I keep thinking of one of my students this past term. She was a Detroit cop, laid off in the recent budget crisis of our city. Somehow she got an offer to come to NO for 2-3 weeks as a cop “temp”, in the middle of the term. Apparently this is one of the ways they are dealing with the shortage of police there post-Katrina. She was a strong student, broke, so I encouraged her to go).
When she returned, she wouldn’t talk about her experience except to say that she had had to draw and fire her weapon more in 2 weeks in NO than in her 3+ years in arguably the toughest precinct in Detroit. She is one tough young woman; not easily rattled in my opinion, and she was clearly upset.

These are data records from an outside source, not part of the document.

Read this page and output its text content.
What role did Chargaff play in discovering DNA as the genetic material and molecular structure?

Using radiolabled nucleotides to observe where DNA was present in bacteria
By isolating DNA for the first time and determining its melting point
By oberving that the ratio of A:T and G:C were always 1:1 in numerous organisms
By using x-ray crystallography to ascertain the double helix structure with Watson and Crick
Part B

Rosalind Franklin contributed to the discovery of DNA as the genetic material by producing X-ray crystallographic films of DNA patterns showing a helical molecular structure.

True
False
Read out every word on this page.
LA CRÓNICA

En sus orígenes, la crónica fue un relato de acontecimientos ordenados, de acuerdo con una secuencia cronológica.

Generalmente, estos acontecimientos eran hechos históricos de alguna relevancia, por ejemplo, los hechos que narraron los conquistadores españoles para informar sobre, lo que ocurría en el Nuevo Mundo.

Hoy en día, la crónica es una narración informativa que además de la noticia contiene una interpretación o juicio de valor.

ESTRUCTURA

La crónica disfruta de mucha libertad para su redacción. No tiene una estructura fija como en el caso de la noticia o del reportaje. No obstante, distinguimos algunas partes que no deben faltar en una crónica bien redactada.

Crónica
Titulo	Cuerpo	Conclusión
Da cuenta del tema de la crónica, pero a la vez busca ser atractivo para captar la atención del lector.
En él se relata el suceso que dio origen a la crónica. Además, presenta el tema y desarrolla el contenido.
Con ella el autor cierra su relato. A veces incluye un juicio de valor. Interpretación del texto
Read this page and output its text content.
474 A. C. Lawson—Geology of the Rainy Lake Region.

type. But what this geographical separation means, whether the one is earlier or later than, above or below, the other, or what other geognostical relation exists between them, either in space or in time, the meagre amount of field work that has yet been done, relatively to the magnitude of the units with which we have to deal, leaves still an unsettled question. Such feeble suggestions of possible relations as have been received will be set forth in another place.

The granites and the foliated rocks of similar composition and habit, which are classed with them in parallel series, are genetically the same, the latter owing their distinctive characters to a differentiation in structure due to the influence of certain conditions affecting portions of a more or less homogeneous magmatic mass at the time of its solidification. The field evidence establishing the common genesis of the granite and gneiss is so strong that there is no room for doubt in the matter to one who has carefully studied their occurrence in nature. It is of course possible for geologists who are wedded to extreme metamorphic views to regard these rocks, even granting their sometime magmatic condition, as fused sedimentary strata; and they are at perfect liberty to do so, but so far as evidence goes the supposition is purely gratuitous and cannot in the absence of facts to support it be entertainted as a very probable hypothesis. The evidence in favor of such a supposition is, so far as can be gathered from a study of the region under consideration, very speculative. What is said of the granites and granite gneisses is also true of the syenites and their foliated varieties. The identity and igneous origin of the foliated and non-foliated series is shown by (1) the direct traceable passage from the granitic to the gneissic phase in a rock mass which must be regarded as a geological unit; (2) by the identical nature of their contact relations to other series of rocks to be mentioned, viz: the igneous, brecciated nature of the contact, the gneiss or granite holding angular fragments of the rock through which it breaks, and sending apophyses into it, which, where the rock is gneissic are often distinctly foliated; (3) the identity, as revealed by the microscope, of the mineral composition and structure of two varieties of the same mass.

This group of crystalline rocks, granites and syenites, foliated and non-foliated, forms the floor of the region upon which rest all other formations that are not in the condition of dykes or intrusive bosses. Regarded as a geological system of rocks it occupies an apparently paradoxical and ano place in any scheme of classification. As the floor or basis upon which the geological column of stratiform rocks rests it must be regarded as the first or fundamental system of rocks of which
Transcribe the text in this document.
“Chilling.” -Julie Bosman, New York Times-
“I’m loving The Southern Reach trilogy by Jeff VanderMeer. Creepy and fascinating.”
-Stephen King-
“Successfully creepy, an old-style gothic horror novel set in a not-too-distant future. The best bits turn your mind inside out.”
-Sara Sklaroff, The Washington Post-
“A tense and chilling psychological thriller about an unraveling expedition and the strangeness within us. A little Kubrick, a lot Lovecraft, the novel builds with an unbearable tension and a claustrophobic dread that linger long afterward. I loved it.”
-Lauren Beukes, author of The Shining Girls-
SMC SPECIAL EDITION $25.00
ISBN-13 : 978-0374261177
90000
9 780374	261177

I’ve been meaning for a while to post and say just how much I admire your incredibly dedicated and insightful diaries on New Orleans and Katrina. Your writing and coverage of so many different aspects, and so eloquently documenting the (IMNSHO) undeniable race-based implications of the whole terrible tragedy is simply exceptional.
I strongly urge you to consider, if you haven’t already, putting these together as a book and finding a publisher. This is work that deserves to be seen not just in sequential diaries, but brought together as a whole for as wide an audience as possible.
bravo.
I’m writing a literary novel right now, and the nonfiction work I have in mind has nothing to do with Katrina.
Most of my diaries, however, are based on news stories, and are liberally taken from these stories. That’s why you see the little golden squares around some relevant paragraphs. They’re not completely my work. My analyses are usually short and sweet. To write a book about and to take credit for articles that were written by others is, in a word, plagiarism. It would not make a good book.
But thanks. I am happy to know that people are getting a lot out of seeing these articles that the MSM usually buries, including post-Katrina stories.
Pax.
Hmm, rather interesting reply. I think you’re selling yourself short – it’s not like I don’t notice the little yellow boxes! A media-based anaylsis would be quite legitimate, and I think you’ve rather underestimated the level of analysis you have brought overall, and could flesh out.
But, whatever. 🙂 good luck with the novel and other work.